Venezuela taurina de luto… Luis Alfredo Echenagucia pierde la vida 

*Víctima de una complicación cerebral, el amable personaje fue propietario de la desparecida y afamada ganadería de Los Marañones

ADIEL ARMANDO BOLIO 

Nuestro colega y amigo Rubén Darío Villafraz nos informa con profunda pena desde Venezuela que a causa de la rotura de un aneurisma cerebral (ACV hemorrágico) diagnosticado recientemente, mientras estaba en recuperación del Covid-19, el reciente jueves 11 de febrero de 2021 en horas de la mañana ha fallecido el ganadero de reses bravas, don Luis Alfredo Echenagucia, quien en sociedad con don Andrés Miguel Velutini, formaron el extinto hierro de Los Marañones.
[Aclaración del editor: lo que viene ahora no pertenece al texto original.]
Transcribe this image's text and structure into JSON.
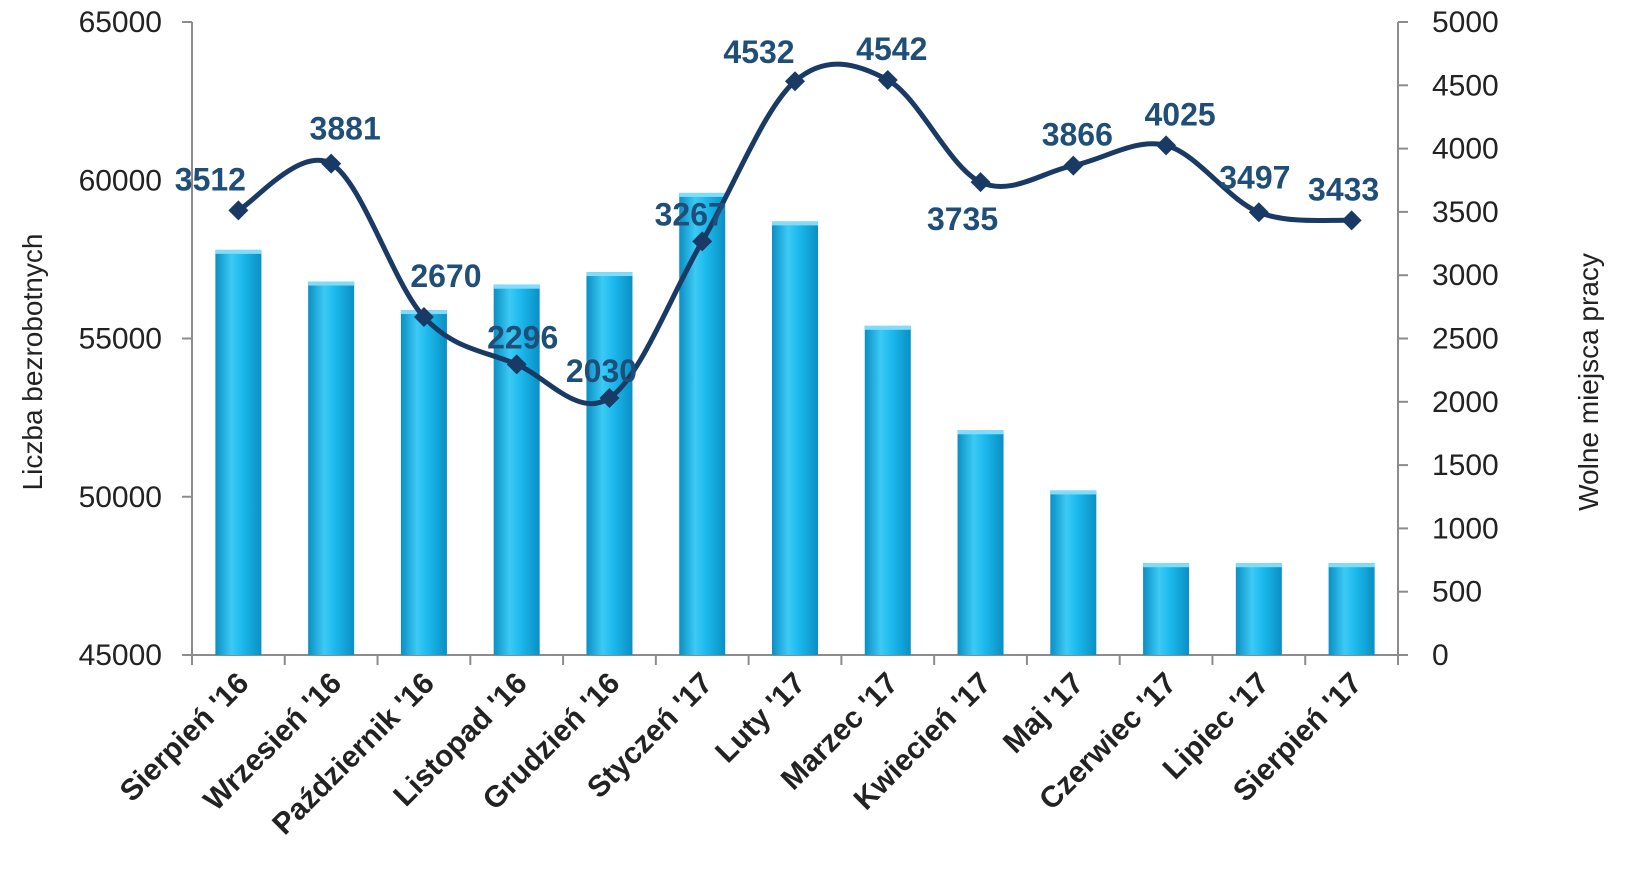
{
  "chart_data": {
    "type": "bar+line",
    "categories": [
      "Sierpień '16",
      "Wrzesień '16",
      "Październik '16",
      "Listopad '16",
      "Grudzień '16",
      "Styczeń '17",
      "Luty '17",
      "Marzec '17",
      "Kwiecień '17",
      "Maj '17",
      "Czerwiec '17",
      "Lipiec '17",
      "Sierpień '17"
    ],
    "series": [
      {
        "type": "bar",
        "axis": "left",
        "values": [
          57800,
          56800,
          55900,
          56700,
          57100,
          59600,
          58700,
          55400,
          52100,
          50200,
          47900,
          47900,
          47900
        ]
      },
      {
        "type": "line",
        "axis": "right",
        "values": [
          3512,
          3881,
          2670,
          2296,
          2030,
          3267,
          4532,
          4542,
          3735,
          3866,
          4025,
          3497,
          3433
        ],
        "data_labels": [
          "3512",
          "3881",
          "2670",
          "2296",
          "2030",
          "3267",
          "4532",
          "4542",
          "3735",
          "3866",
          "4025",
          "3497",
          "3433"
        ]
      }
    ],
    "ylabel_left": "Liczba bezrobotnych",
    "ylabel_right": "Wolne miejsca pracy",
    "ylim_left": [
      45000,
      65000
    ],
    "ylim_right": [
      0,
      5000
    ],
    "yticks_left": [
      "45000",
      "50000",
      "55000",
      "60000",
      "65000"
    ],
    "yticks_right": [
      "0",
      "500",
      "1000",
      "1500",
      "2000",
      "2500",
      "3000",
      "3500",
      "4000",
      "4500",
      "5000"
    ],
    "grid": false,
    "colors": {
      "bar": "#1ab8ec",
      "bar_light": "#7fdcfa",
      "bar_dark": "#0a8fc4",
      "line": "#1a3a66",
      "label": "#1f4e79"
    }
  }
}
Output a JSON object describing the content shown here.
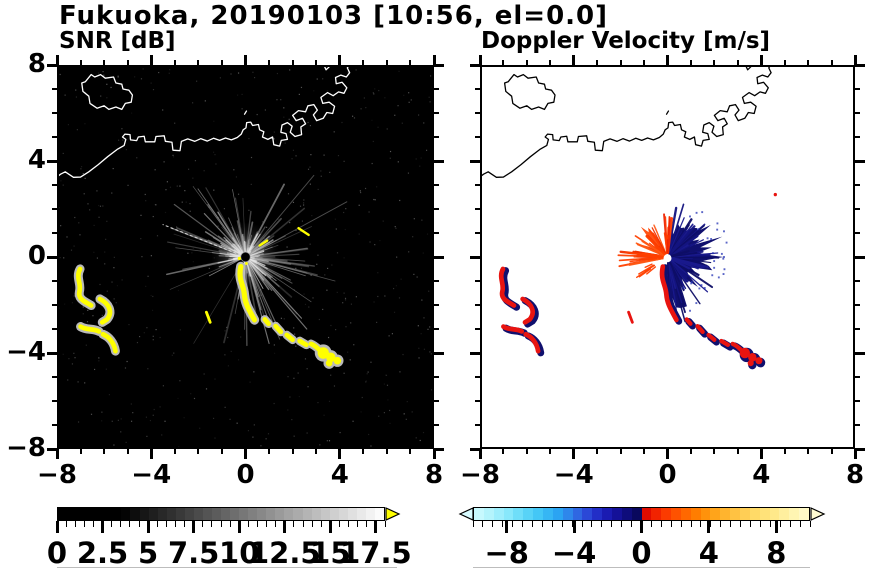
{
  "figure": {
    "title": "Fukuoka, 20190103 [10:56, el=0.0]",
    "background": "#ffffff"
  },
  "panels": [
    {
      "id": "snr",
      "label": "SNR [dB]",
      "plot_bg": "#000000",
      "coast_color": "#ffffff",
      "axis": {
        "min": -8,
        "max": 8,
        "minor_step": 1,
        "major_ticks": [
          -8,
          -4,
          0,
          4,
          8
        ],
        "x_tick_labels": [
          "−8",
          "−4",
          "0",
          "4",
          "8"
        ],
        "y_tick_labels": [
          "8",
          "4",
          "0",
          "−4",
          "−8"
        ]
      },
      "colorbar": {
        "min": 0,
        "max": 18,
        "cells": 36,
        "style": "grayscale",
        "black_until": 3.5,
        "over_arrow_color": "#ffff00",
        "labels": [
          {
            "v": 0,
            "t": "0"
          },
          {
            "v": 2.5,
            "t": "2.5"
          },
          {
            "v": 5,
            "t": "5"
          },
          {
            "v": 7.5,
            "t": "7.5"
          },
          {
            "v": 10,
            "t": "10"
          },
          {
            "v": 12.5,
            "t": "12.5"
          },
          {
            "v": 15,
            "t": "15"
          },
          {
            "v": 17.5,
            "t": "17.5"
          }
        ]
      }
    },
    {
      "id": "doppler",
      "label": "Doppler Velocity [m/s]",
      "plot_bg": "#ffffff",
      "coast_color": "#000000",
      "axis": {
        "min": -8,
        "max": 8,
        "minor_step": 1,
        "major_ticks": [
          -8,
          -4,
          0,
          4,
          8
        ],
        "x_tick_labels": [
          "−8",
          "−4",
          "0",
          "4",
          "8"
        ]
      },
      "colorbar": {
        "min": -10,
        "max": 10,
        "cells": 34,
        "style": "stops",
        "under_arrow_color": "#d8fbff",
        "over_arrow_color": "#fffbd2",
        "stops": [
          [
            -10,
            "#d0fbff"
          ],
          [
            -9,
            "#b0f3fc"
          ],
          [
            -8,
            "#8ae9fb"
          ],
          [
            -7,
            "#60d8f8"
          ],
          [
            -6,
            "#3ec3f5"
          ],
          [
            -5,
            "#2ba4f2"
          ],
          [
            -4.2,
            "#2f7ce8"
          ],
          [
            -3.5,
            "#2f55dd"
          ],
          [
            -2.8,
            "#2433cc"
          ],
          [
            -2.1,
            "#1a1cb4"
          ],
          [
            -1.4,
            "#131095"
          ],
          [
            -0.7,
            "#0c0a72"
          ],
          [
            -0.05,
            "#070650"
          ],
          [
            0.05,
            "#d80000"
          ],
          [
            0.7,
            "#ee1c00"
          ],
          [
            1.5,
            "#fb3c00"
          ],
          [
            2.3,
            "#ff5c00"
          ],
          [
            3.2,
            "#ff7c00"
          ],
          [
            4.1,
            "#ff9c10"
          ],
          [
            5,
            "#ffb42e"
          ],
          [
            6,
            "#ffcb50"
          ],
          [
            7,
            "#ffde6e"
          ],
          [
            8,
            "#ffea8c"
          ],
          [
            9,
            "#fff4ae"
          ],
          [
            10,
            "#fffbd0"
          ]
        ],
        "labels": [
          {
            "v": -8,
            "t": "−8"
          },
          {
            "v": -4,
            "t": "−4"
          },
          {
            "v": 0,
            "t": "0"
          },
          {
            "v": 4,
            "t": "4"
          },
          {
            "v": 8,
            "t": "8"
          }
        ]
      }
    }
  ],
  "palette": {
    "snr_high_yellow": "#ffff00",
    "snr_halo": "#b9b9b9",
    "doppler_red": "#e81410",
    "doppler_orange": "#ff4000",
    "doppler_navy": "#10106e",
    "coast_snr": "#ffffff",
    "coast_doppler": "#000000"
  },
  "chart_data": [
    {
      "type": "heatmap",
      "title": "SNR [dB]",
      "xlabel": "",
      "ylabel": "",
      "x_range": [
        -8,
        8
      ],
      "y_range": [
        -8,
        8
      ],
      "x_ticks": [
        -8,
        -4,
        0,
        4,
        8
      ],
      "y_ticks": [
        8,
        4,
        0,
        -4,
        -8
      ],
      "minor_tick_step": 1,
      "grid": false,
      "colorbar": {
        "range": [
          0,
          18
        ],
        "tick_labels": [
          0,
          2.5,
          5,
          7.5,
          10,
          12.5,
          15,
          17.5
        ],
        "colormap": "black-to-white grayscale",
        "over_range_color": "#ffff00",
        "position": "bottom"
      },
      "background_value_color": "#000000",
      "features": [
        "radar site at origin (0,0) with radial gray ground-clutter streaks out to ~4",
        "black no-data wedge toward the SSW of the radar",
        "yellow (>18 dB) echo band from origin south then southeast, ending near (4,-4.4)",
        "isolated yellow echo patches near (-7,-1), (-5.8,-2.2), (-6.6,-3), (-5.7,-3.6) and (-1.6,-2.5)",
        "white coastline: island near (-5.8,6.9), mainland shore from (-8,3.3) rising east, harbor piers from (1,4.6) to top edge near (4.4,8)"
      ]
    },
    {
      "type": "heatmap",
      "title": "Doppler Velocity [m/s]",
      "xlabel": "",
      "ylabel": "",
      "x_range": [
        -8,
        8
      ],
      "y_range": [
        -8,
        8
      ],
      "x_ticks": [
        -8,
        -4,
        0,
        4,
        8
      ],
      "y_ticks": [
        8,
        4,
        0,
        -4,
        -8
      ],
      "minor_tick_step": 1,
      "grid": false,
      "colorbar": {
        "range": [
          -10,
          10
        ],
        "tick_labels": [
          -8,
          -4,
          0,
          4,
          8
        ],
        "colormap": "pale cyan → blue → dark navy (negative), red → orange → pale yellow (positive)",
        "position": "bottom"
      },
      "background_value_color": "#ffffff",
      "features": [
        "orange/red (positive) velocity fan west, northwest and north of radar out to ~2.1",
        "dark navy (negative) velocity fan east-southeast of radar out to ~2.5 with spiky edge",
        "red echo arc south of radar from (-0.2,-0.4) to (0.4,-2.6) with navy fringe",
        "red/navy echo patches along trail to (4,-4.4) and at (-7,-1), (-5.8,-2.2), (-6.6,-3), (-5.7,-3.6)",
        "black coastline identical to SNR panel"
      ]
    }
  ]
}
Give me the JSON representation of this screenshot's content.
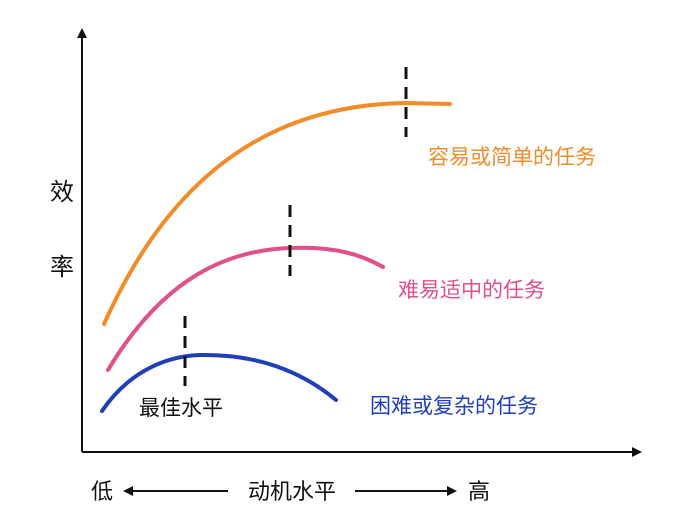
{
  "labels": {
    "y_axis": [
      "效",
      "率"
    ],
    "x_axis": "动机水平",
    "x_low": "低",
    "x_high": "高",
    "optimal": "最佳水平"
  },
  "curves": {
    "easy": {
      "label": "容易或简单的任务",
      "color": "#F28C28"
    },
    "medium": {
      "label": "难易适中的任务",
      "color": "#E0508A"
    },
    "hard": {
      "label": "困难或复杂的任务",
      "color": "#1F3FB8"
    }
  }
}
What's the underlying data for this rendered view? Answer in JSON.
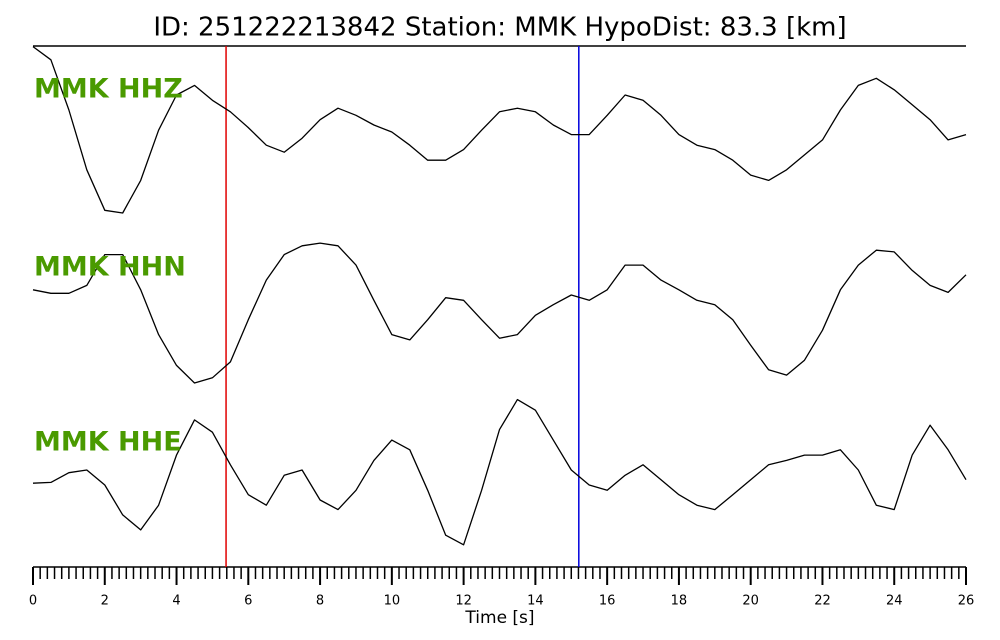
{
  "chart_data": {
    "type": "line",
    "title": "ID: 251222213842   Station: MMK   HypoDist:    83.3 [km]",
    "xlabel": "Time [s]",
    "xlim": [
      0,
      26
    ],
    "xticks": [
      0,
      2,
      4,
      6,
      8,
      10,
      12,
      14,
      16,
      18,
      20,
      22,
      24,
      26
    ],
    "xminorticks": [
      0.2,
      0.4,
      0.6,
      0.8,
      1,
      1.2,
      1.4,
      1.6,
      1.8,
      2.2,
      2.4,
      2.6,
      2.8,
      3,
      3.2,
      3.4,
      3.6,
      3.8,
      4.2,
      4.4,
      4.6,
      4.8,
      5,
      5.2,
      5.4,
      5.6,
      5.8,
      6.2,
      6.4,
      6.6,
      6.8,
      7,
      7.2,
      7.4,
      7.6,
      7.8,
      8.2,
      8.4,
      8.6,
      8.8,
      9,
      9.2,
      9.4,
      9.6,
      9.8,
      10.2,
      10.4,
      10.6,
      10.8,
      11,
      11.2,
      11.4,
      11.6,
      11.8,
      12.2,
      12.4,
      12.6,
      12.8,
      13,
      13.2,
      13.4,
      13.6,
      13.8,
      14.2,
      14.4,
      14.6,
      14.8,
      15,
      15.2,
      15.4,
      15.6,
      15.8,
      16.2,
      16.4,
      16.6,
      16.8,
      17,
      17.2,
      17.4,
      17.6,
      17.8,
      18.2,
      18.4,
      18.6,
      18.8,
      19,
      19.2,
      19.4,
      19.6,
      19.8,
      20.2,
      20.4,
      20.6,
      20.8,
      21,
      21.2,
      21.4,
      21.6,
      21.8,
      22.2,
      22.4,
      22.6,
      22.8,
      23,
      23.2,
      23.4,
      23.6,
      23.8,
      24.2,
      24.4,
      24.6,
      24.8,
      25,
      25.2,
      25.4,
      25.6,
      25.8
    ],
    "ylim": [
      -1,
      1
    ],
    "label_color": "#4a9a00",
    "picks": [
      {
        "x": 5.38,
        "color": "#e00000"
      },
      {
        "x": 15.21,
        "color": "#0000dd"
      }
    ],
    "x": [
      0,
      0.5,
      1,
      1.5,
      2,
      2.5,
      3,
      3.5,
      4,
      4.5,
      5,
      5.5,
      6,
      6.5,
      7,
      7.5,
      8,
      8.5,
      9,
      9.5,
      10,
      10.5,
      11,
      11.5,
      12,
      12.5,
      13,
      13.5,
      14,
      14.5,
      15,
      15.5,
      16,
      16.5,
      17,
      17.5,
      18,
      18.5,
      19,
      19.5,
      20,
      20.5,
      21,
      21.5,
      22,
      22.5,
      23,
      23.5,
      24,
      24.5,
      25,
      25.5,
      26
    ],
    "series": [
      {
        "name": "MMK HHZ",
        "color": "#000000",
        "values": [
          0.97,
          0.82,
          0.25,
          -0.43,
          -0.89,
          -0.92,
          -0.55,
          0.02,
          0.42,
          0.53,
          0.36,
          0.23,
          0.05,
          -0.15,
          -0.23,
          -0.07,
          0.14,
          0.27,
          0.19,
          0.08,
          0,
          -0.15,
          -0.32,
          -0.32,
          -0.2,
          0.02,
          0.23,
          0.27,
          0.23,
          0.08,
          -0.03,
          -0.03,
          0.19,
          0.42,
          0.36,
          0.19,
          -0.03,
          -0.15,
          -0.2,
          -0.32,
          -0.49,
          -0.55,
          -0.43,
          -0.26,
          -0.09,
          0.25,
          0.53,
          0.61,
          0.48,
          0.31,
          0.14,
          -0.09,
          -0.03
        ]
      },
      {
        "name": "MMK HHN",
        "color": "#000000",
        "values": [
          0.23,
          0.19,
          0.19,
          0.28,
          0.63,
          0.63,
          0.23,
          -0.28,
          -0.63,
          -0.83,
          -0.77,
          -0.59,
          -0.11,
          0.34,
          0.63,
          0.73,
          0.76,
          0.73,
          0.51,
          0.11,
          -0.28,
          -0.34,
          -0.11,
          0.14,
          0.11,
          -0.11,
          -0.32,
          -0.28,
          -0.06,
          0.06,
          0.17,
          0.11,
          0.23,
          0.51,
          0.51,
          0.34,
          0.23,
          0.11,
          0.06,
          -0.11,
          -0.4,
          -0.68,
          -0.74,
          -0.57,
          -0.23,
          0.23,
          0.51,
          0.68,
          0.66,
          0.45,
          0.28,
          0.2,
          0.4
        ]
      },
      {
        "name": "MMK HHE",
        "color": "#000000",
        "values": [
          0.02,
          0.03,
          0.14,
          0.17,
          0,
          -0.34,
          -0.51,
          -0.23,
          0.34,
          0.74,
          0.6,
          0.23,
          -0.11,
          -0.23,
          0.11,
          0.17,
          -0.17,
          -0.28,
          -0.06,
          0.28,
          0.51,
          0.4,
          -0.06,
          -0.57,
          -0.68,
          -0.06,
          0.63,
          0.97,
          0.85,
          0.51,
          0.17,
          0,
          -0.06,
          0.11,
          0.23,
          0.06,
          -0.11,
          -0.23,
          -0.28,
          -0.11,
          0.06,
          0.23,
          0.28,
          0.34,
          0.34,
          0.4,
          0.17,
          -0.23,
          -0.28,
          0.34,
          0.68,
          0.4,
          0.06
        ]
      }
    ]
  }
}
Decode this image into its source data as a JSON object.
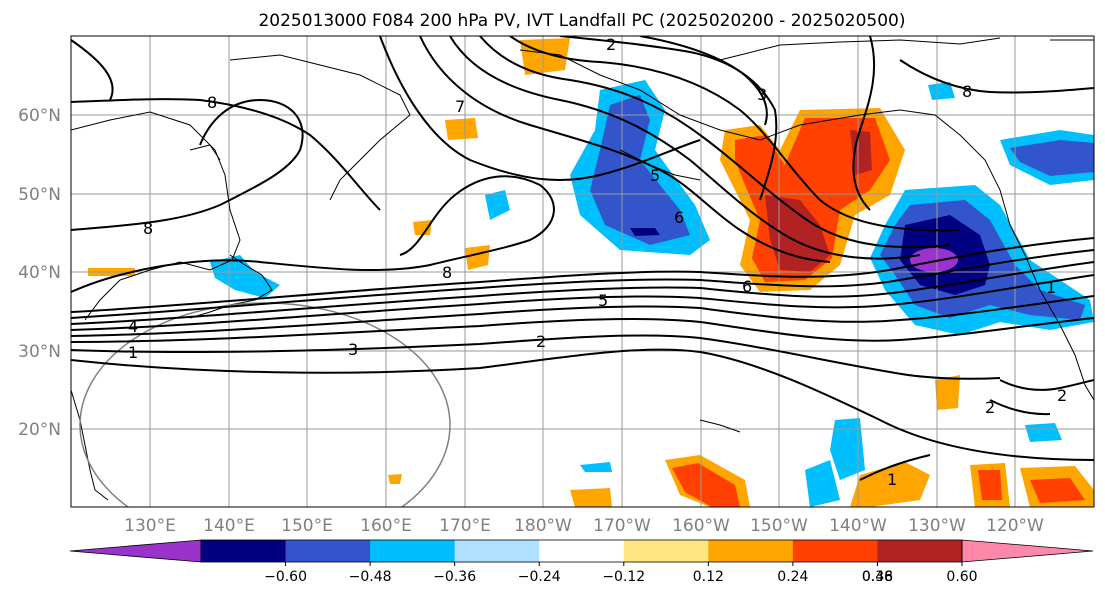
{
  "title": "2025013000 F084 200 hPa PV, IVT Landfall PC (2025020200 - 2025020500)",
  "lat_labels": [
    "60°N",
    "50°N",
    "40°N",
    "30°N",
    "20°N"
  ],
  "lon_labels": [
    "130°E",
    "140°E",
    "150°E",
    "160°E",
    "170°E",
    "180°W",
    "170°W",
    "160°W",
    "150°W",
    "140°W",
    "130°W",
    "120°W"
  ],
  "colorbar": {
    "tick_labels": [
      "−0.60",
      "−0.48",
      "−0.36",
      "−0.24",
      "−0.12",
      "0.12",
      "0.24",
      "0.36",
      "0.48",
      "0.60"
    ],
    "colors": [
      "#9933cc",
      "#000080",
      "#3355cc",
      "#00bfff",
      "#b0e0ff",
      "#ffffff",
      "#ffe680",
      "#ffa500",
      "#ff4000",
      "#b22222",
      "#ff88aa"
    ]
  },
  "contour_labels": [
    "2",
    "8",
    "7",
    "3",
    "8",
    "5",
    "6",
    "8",
    "8",
    "6",
    "5",
    "4",
    "1",
    "3",
    "2",
    "1",
    "2",
    "2",
    "1"
  ],
  "colors": {
    "background": "#ffffff",
    "grid": "#999999",
    "coast": "#000000",
    "contour": "#000000",
    "circle": "#808080"
  }
}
Ha sido y fue Luis Alfredo Echenagucia todo un personaje de la Fiesta Brava venezolana, esa misma que vivió en su máxima plenitud desde comienzos de la década de los 80 cuando comenzaría en sociedad con Velutini la gran apuesta por la cría del toro bravo venezolano y, en especial por la sangre Santa Coloma, a través de la formación de la ganadería de Los Marañones, con divisa en rojo, cuyo nombre proviene también de su gran afición a los gallos de pelea marañones, la misma que tuvo sus orígenes en las amplias y calurosas sabanas de Achaguas, en pleno llano apureño.

Afable, amigo de sus amigos, buen padre, abierto a los consejos, así como un gran conversador del toro bravo, tal y como le define el veterano aficionado Manuel Zafrané, Luis Alfredo Echenagucia era primo hermano de don Orlando Echenagucia, propietario de la igualmente extinta y célebre ganadería de La Cruz de Hierro, que así mismo fue el bastión más prolijo de sangre brava mexicana Saltillo que ha llegado a Venezuela, vía don Javier Garfias, con los mismos comienzos santacolomeños que le dieron personalidad y respeto a sus pupilos en las principales plazas de toros del país.

Ambos hierros pastaron en las empinadas montañas merideñas de El Molino, desde a comienzos de la década de los 90 y donde dieron rienda a su vasta afición, seleccionando un tipo de toro para toreros con la técnica y entrega del toro con edad y el trapío que imponía respeto.

Desde estas líneas nos unimos al dolor de la pérdida de una gran persona, a quien se le debe también el haber escrito con letras doradas la historia contemporánea del toreo en el campo bravo venezolano.